Месторождение ветра - [29]
Жизнь с недужным мужем, предварившая ее второе и окончательное вдовство, виделась ей теперь совсем в ином свете. Как в воду канули его «большие» друзья — умерли, сильно уменьшились, а другие, напротив, так увеличились, что исключили свою для Евгеши досягаемость, — и жизнь с ним казалась теперь Евгеше действительно дымом безо всякого огня, — таким бутафорским дымом, что клубится под ногами патлатых эстрадных крикунов.
Я вижу ее в торчком стоящем белом колпаке и картонной жесткости медицинском халате, — ей, как нельзя лучше, шла эта негнущаяся стерильная одежда на посту старшей медсестры отделения — с его санитарными листками о том, что ватно-марлевой повязкой можно уберечься от гриппа, что зубы следует чистить два раза в день, а больной раком не заразен. Помимо безупречного исполнения основных обязанностей, Евгения еще неусыпно следила за моральным обликом и бытоустройством медсестер — взволнованных городом соплюх-лимитчиц, которых всех, в строгой очередности, повыдавала замуж за лиц с постоянной ленинградской пропиской, а иногда даже за инженеров. Нельзя сказать, чтобы они, пребывая в законном браке, все до одной благоденствовали, но рельефные детали их жизни, как и подробности существования милиционеровой супруги Наташи, были у Евгении на виду, и, еще до возникновения консультаций по вопросам семейной жизни (где, по соседству с треснувшей желтой указкой, громадный мужской член на учебном плакате, беззащитно явленный в продольном и поперечном распилах, праздно топорщится научными названиями), эти благочестивые курехи, украсив свой паспорт, вполне могли рассчитывать на ее совет и сочувствие. Да, Евгеша была слуга царю, отец солдатам, коль скоро заменим царя на заведующего отделением, солдат — на средний и младший медперсонал и отца, соответственно, на мать. Несколько раз я видела ее в деле, когда приходила проведать родственника, угодившего в их заведение.
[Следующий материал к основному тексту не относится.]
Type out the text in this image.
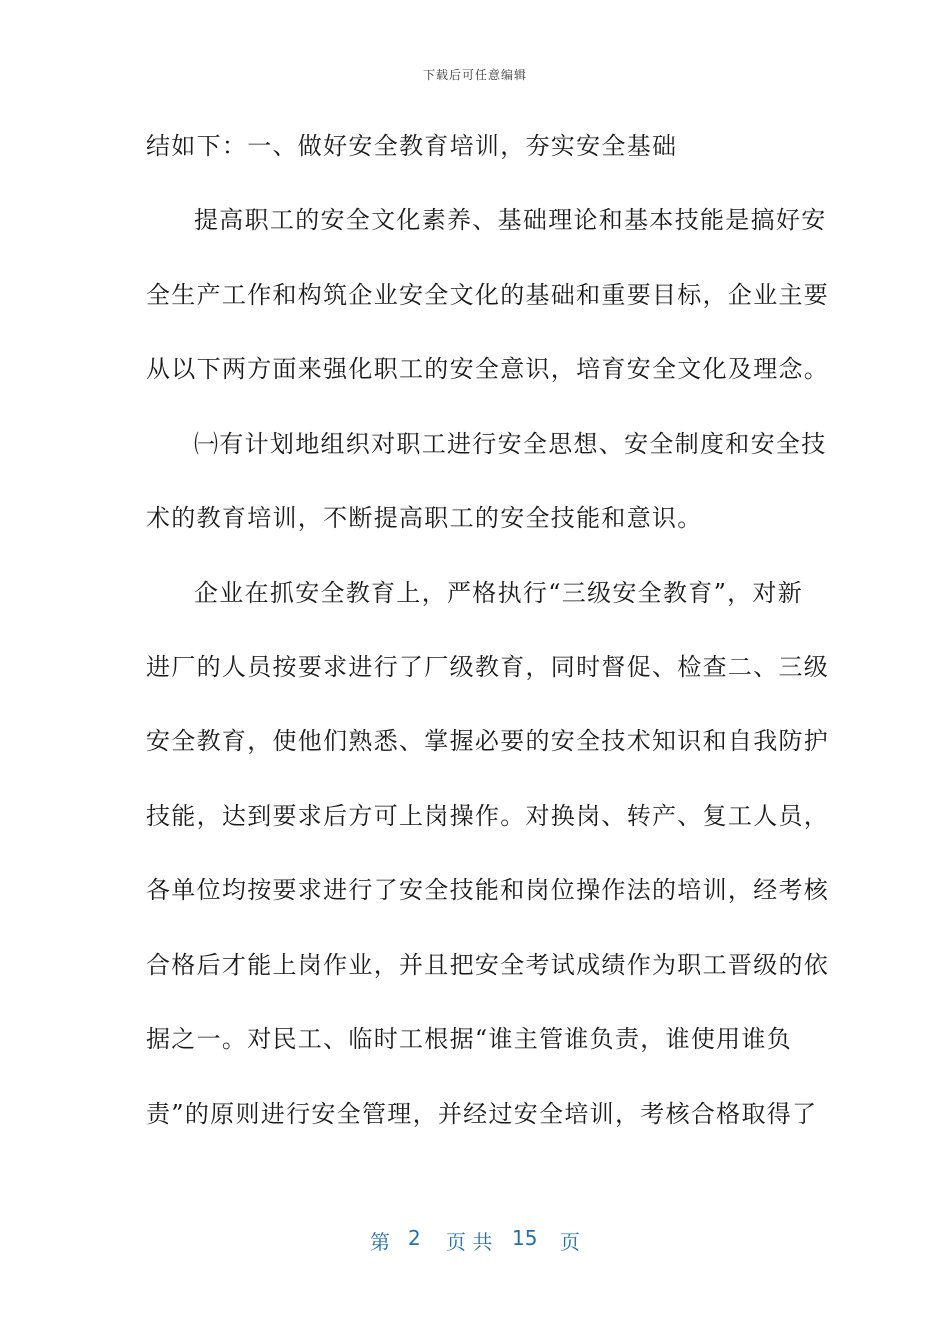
下载后可任意编辑
结如下：一、做好安全教育培训，夯实安全基础
提高职工的安全文化素养、基础理论和基本技能是搞好安
全生产工作和构筑企业安全文化的基础和重要目标，企业主要
从以下两方面来强化职工的安全意识，培育安全文化及理念。
㈠有计划地组织对职工进行安全思想、安全制度和安全技
术的教育培训，不断提高职工的安全技能和意识。
企业在抓安全教育上，严格执行“三级安全教育”，对新
进厂的人员按要求进行了厂级教育，同时督促、检查二、三级
安全教育，使他们熟悉、掌握必要的安全技术知识和自我防护
技能，达到要求后方可上岗操作。对换岗、转产、复工人员，
各单位均按要求进行了安全技能和岗位操作法的培训，经考核
合格后才能上岗作业，并且把安全考试成绩作为职工晋级的依
据之一。对民工、临时工根据“谁主管谁负责，谁使用谁负
责”的原则进行安全管理，并经过安全培训，考核合格取得了
第 2 页 共 15 页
Евгеша понимала только свой строй языка, и разговаривать с ней всегда было мучительно трудно. Но, даже когда собеседник производил соответствующий перевод, она умела отключать свой воспринимающий аппарат, стоило ей заслышать любую непонятную (а значит, так или иначе угрожающую порядку) интонацию. Дома, уже на пенсии, такие «отключения» она делала реже, ибо хотела развлечься и потому шла на риск. Но на ее службе я с ужасом натыкалась на неожиданно оловянный взор. Я слышала обращенную к ней реплику больного: «Да будьте же вы человеком!» и ее твердый ответ: «Не имею права». Во время тех мимолетных, вынужденных встреч с Евгешей на ее службе я успела задать ей несколько вопросов, касавшихся, например, местонахождения суднá и часов приема лечащего врача, но на все эти пустяковые и, в сущности дежурные для нее вопросы, которые, конечно, возникали у меня «живьем», — ответы я получала как бы раз и навсегда заготовленные, совсем в иной, административной тональности, — и бесплодно, ни за что не зацепляясь, скользила я взглядом по непроницаемой, как стерильный халат, поверхности ее лица.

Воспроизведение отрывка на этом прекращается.